Expert Perspectives: Management of Acute Myeloid Leukemia - Episode 6
Transcript:Ruben A. Mesa, MD, FACP: We clearly are seeing at this ASH meeting a tremendous amount of interest in one of the plenary abstracts regarding the addition of a FLT3 inhibitor to patients who are FLT3 mutated, along with 7+3 chemotherapy. There’s other abstracts looking at adding sorafenib. There is a lot of interest in adding other components, specifically on the induction side. What are your thoughts around the evolution of that? Are we at a point now where that should be viewed as a new standard?
Elias Jabbour, MD: In the FLT3/ITD patient, adding PKC412 (midostaurin) to chemotherapy improved the response rate and overall survival. In our hospital, when we went retrospective with all historical data, in patients with FLT3/ITD mutation, giving FLT3 inhibitors has improved overall survival of these patients. Now, these are not randomized trials; it’s a trend in phase II studies, but you compare them in a similar patient population. They are improving survival.
The Germans have reported this trial where they added a FLT3 inhibitor (sorafenib is a FLT3 inhibitor among other kinase inhibitors) that clearly showed improvement in outcome across the board, regardless of the FLT3 status. The question is, in 2015, should we implement adding kinase inhibitors across the board for everybody? I don’t know the answer for that. However, I can tell you that at my institution, the tendency is to add sorafenib across the board.
Rafael Bejar MD, PhD: Regardless of mutational status?
Elias Jabbour, MD: Correct.
Rafael Bejar MD, PhD: Interesting.
Rami Komrokji, MD: I want to start by saying it is very exciting to have a plenary session with a study that shows survival advantage in AML. We’ve been waiting a long time for a new treatment that improves the outcome, and I think the impact of this treatment in this population that carry the mutation, from this study, is going to be important. And I think it will change the standard of care. So, in that defined population that the study had with the FLT3 inhibitor, I think that will change the standard.

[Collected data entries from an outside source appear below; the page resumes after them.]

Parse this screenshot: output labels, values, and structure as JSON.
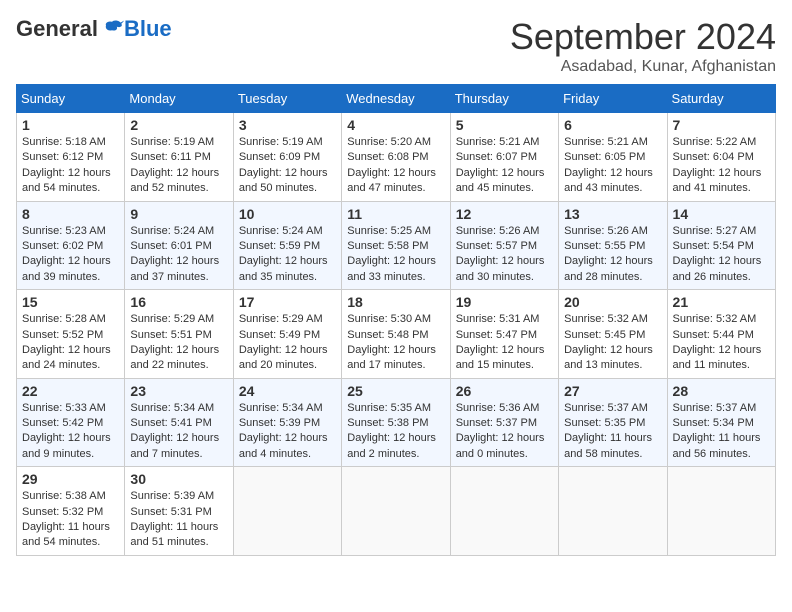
{
  "header": {
    "logo_general": "General",
    "logo_blue": "Blue",
    "month_title": "September 2024",
    "location": "Asadabad, Kunar, Afghanistan"
  },
  "weekdays": [
    "Sunday",
    "Monday",
    "Tuesday",
    "Wednesday",
    "Thursday",
    "Friday",
    "Saturday"
  ],
  "weeks": [
    [
      {
        "day": "1",
        "lines": [
          "Sunrise: 5:18 AM",
          "Sunset: 6:12 PM",
          "Daylight: 12 hours",
          "and 54 minutes."
        ]
      },
      {
        "day": "2",
        "lines": [
          "Sunrise: 5:19 AM",
          "Sunset: 6:11 PM",
          "Daylight: 12 hours",
          "and 52 minutes."
        ]
      },
      {
        "day": "3",
        "lines": [
          "Sunrise: 5:19 AM",
          "Sunset: 6:09 PM",
          "Daylight: 12 hours",
          "and 50 minutes."
        ]
      },
      {
        "day": "4",
        "lines": [
          "Sunrise: 5:20 AM",
          "Sunset: 6:08 PM",
          "Daylight: 12 hours",
          "and 47 minutes."
        ]
      },
      {
        "day": "5",
        "lines": [
          "Sunrise: 5:21 AM",
          "Sunset: 6:07 PM",
          "Daylight: 12 hours",
          "and 45 minutes."
        ]
      },
      {
        "day": "6",
        "lines": [
          "Sunrise: 5:21 AM",
          "Sunset: 6:05 PM",
          "Daylight: 12 hours",
          "and 43 minutes."
        ]
      },
      {
        "day": "7",
        "lines": [
          "Sunrise: 5:22 AM",
          "Sunset: 6:04 PM",
          "Daylight: 12 hours",
          "and 41 minutes."
        ]
      }
    ],
    [
      {
        "day": "8",
        "lines": [
          "Sunrise: 5:23 AM",
          "Sunset: 6:02 PM",
          "Daylight: 12 hours",
          "and 39 minutes."
        ]
      },
      {
        "day": "9",
        "lines": [
          "Sunrise: 5:24 AM",
          "Sunset: 6:01 PM",
          "Daylight: 12 hours",
          "and 37 minutes."
        ]
      },
      {
        "day": "10",
        "lines": [
          "Sunrise: 5:24 AM",
          "Sunset: 5:59 PM",
          "Daylight: 12 hours",
          "and 35 minutes."
        ]
      },
      {
        "day": "11",
        "lines": [
          "Sunrise: 5:25 AM",
          "Sunset: 5:58 PM",
          "Daylight: 12 hours",
          "and 33 minutes."
        ]
      },
      {
        "day": "12",
        "lines": [
          "Sunrise: 5:26 AM",
          "Sunset: 5:57 PM",
          "Daylight: 12 hours",
          "and 30 minutes."
        ]
      },
      {
        "day": "13",
        "lines": [
          "Sunrise: 5:26 AM",
          "Sunset: 5:55 PM",
          "Daylight: 12 hours",
          "and 28 minutes."
        ]
      },
      {
        "day": "14",
        "lines": [
          "Sunrise: 5:27 AM",
          "Sunset: 5:54 PM",
          "Daylight: 12 hours",
          "and 26 minutes."
        ]
      }
    ],
    [
      {
        "day": "15",
        "lines": [
          "Sunrise: 5:28 AM",
          "Sunset: 5:52 PM",
          "Daylight: 12 hours",
          "and 24 minutes."
        ]
      },
      {
        "day": "16",
        "lines": [
          "Sunrise: 5:29 AM",
          "Sunset: 5:51 PM",
          "Daylight: 12 hours",
          "and 22 minutes."
        ]
      },
      {
        "day": "17",
        "lines": [
          "Sunrise: 5:29 AM",
          "Sunset: 5:49 PM",
          "Daylight: 12 hours",
          "and 20 minutes."
        ]
      },
      {
        "day": "18",
        "lines": [
          "Sunrise: 5:30 AM",
          "Sunset: 5:48 PM",
          "Daylight: 12 hours",
          "and 17 minutes."
        ]
      },
      {
        "day": "19",
        "lines": [
          "Sunrise: 5:31 AM",
          "Sunset: 5:47 PM",
          "Daylight: 12 hours",
          "and 15 minutes."
        ]
      },
      {
        "day": "20",
        "lines": [
          "Sunrise: 5:32 AM",
          "Sunset: 5:45 PM",
          "Daylight: 12 hours",
          "and 13 minutes."
        ]
      },
      {
        "day": "21",
        "lines": [
          "Sunrise: 5:32 AM",
          "Sunset: 5:44 PM",
          "Daylight: 12 hours",
          "and 11 minutes."
        ]
      }
    ],
    [
      {
        "day": "22",
        "lines": [
          "Sunrise: 5:33 AM",
          "Sunset: 5:42 PM",
          "Daylight: 12 hours",
          "and 9 minutes."
        ]
      },
      {
        "day": "23",
        "lines": [
          "Sunrise: 5:34 AM",
          "Sunset: 5:41 PM",
          "Daylight: 12 hours",
          "and 7 minutes."
        ]
      },
      {
        "day": "24",
        "lines": [
          "Sunrise: 5:34 AM",
          "Sunset: 5:39 PM",
          "Daylight: 12 hours",
          "and 4 minutes."
        ]
      },
      {
        "day": "25",
        "lines": [
          "Sunrise: 5:35 AM",
          "Sunset: 5:38 PM",
          "Daylight: 12 hours",
          "and 2 minutes."
        ]
      },
      {
        "day": "26",
        "lines": [
          "Sunrise: 5:36 AM",
          "Sunset: 5:37 PM",
          "Daylight: 12 hours",
          "and 0 minutes."
        ]
      },
      {
        "day": "27",
        "lines": [
          "Sunrise: 5:37 AM",
          "Sunset: 5:35 PM",
          "Daylight: 11 hours",
          "and 58 minutes."
        ]
      },
      {
        "day": "28",
        "lines": [
          "Sunrise: 5:37 AM",
          "Sunset: 5:34 PM",
          "Daylight: 11 hours",
          "and 56 minutes."
        ]
      }
    ],
    [
      {
        "day": "29",
        "lines": [
          "Sunrise: 5:38 AM",
          "Sunset: 5:32 PM",
          "Daylight: 11 hours",
          "and 54 minutes."
        ]
      },
      {
        "day": "30",
        "lines": [
          "Sunrise: 5:39 AM",
          "Sunset: 5:31 PM",
          "Daylight: 11 hours",
          "and 51 minutes."
        ]
      },
      {
        "day": "",
        "lines": []
      },
      {
        "day": "",
        "lines": []
      },
      {
        "day": "",
        "lines": []
      },
      {
        "day": "",
        "lines": []
      },
      {
        "day": "",
        "lines": []
      }
    ]
  ]
}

I agree with Eli that I think the FLT3-mutated patients, clinically we see a benefit for them. The studies sometimes were not selected for FLT3-positive patients, but there are other things we are looking at to improve the outcomes. Some of the simple things that have been the subject of research for a long time include adding third-agent chemotherapy. There have been studies done in Europe, for example, looking at a cladribine addition to anthracycline plus cytarabine. In their studies, there was a survival advantage. This had not been adopted or used much on our side.
There are data about gemtuzumab. It was available, and it was a drug approved at one point for relapsed/refectory AML. In younger patients, adding it to the backbone of intensive chemotherapy could be a thing. Now we’re talking again about the FLT3 becoming a standard of care. So there’s exciting opportunities here to improve the outcome. I’m really very excited about the drug that shows a survival advantage in younger AML patients. We’ve not had that for a while.
Elias Jabbour, MD: I’ll add something very important. Just to finish with cladribine. We presented at the ASH meeting adding clofarabine to idarubicin and ara-C. There was a study published in the Journal of Clinical Oncology from Poland where they added cladribine to 7+3 that showed improvement in overall survival. So, in young patients who can tolerate chemotherapy, adding clofarabine to idarubicin/ara-C has shown a better event-free survival in younger patients who can tolerate chemotherapy compared to doublet.
Now, one thing we always think when we treat elderly or young patients: what is your early mortality rate at four weeks and eight weeks? And the significant progress made, at least we may ignore it or underestimate it, is supportive care. In patients who are 50 and older, by doing optimal supportive care—like induction in a laminar air flow room, antifungal therapy, antibiotics—we were able to reduce mortality by 10% at induction, which is great. We haven’t done chemotherapy yet or the prognostic features. But having good supportive care for these patients is crucial. In MDS patients, they die from infection more than acute myeloid leukemia transformation. So it’s crucial to have great supportive care and a great team in order to minimize this and then implement it.
Ruben A. Mesa, MD, FACP: I think it is so true. We can really focus on the long term in terms of who’s going to be the donor for the transplant in the high-risk patient, and in the second week, they’re in the ICU with a life-threatening infection. That could be a key part.
Rami Komrokji, MD: To your point, we actually have a poster at this ASH trying to look at the short-term mortality with induction chemotherapies. You clearly see increased mortality in patients above age of 70. Your group had published about predictors like serum creatinine, but we were thinking to create that and to see if we can move the intensive chemotherapy down the road as an outpatient regimen to try to identify patients that would be at lower risk of mortality that can be moved out. But in patients above 70, we still see around 10% to 15% mortality, and most of those are actually infection.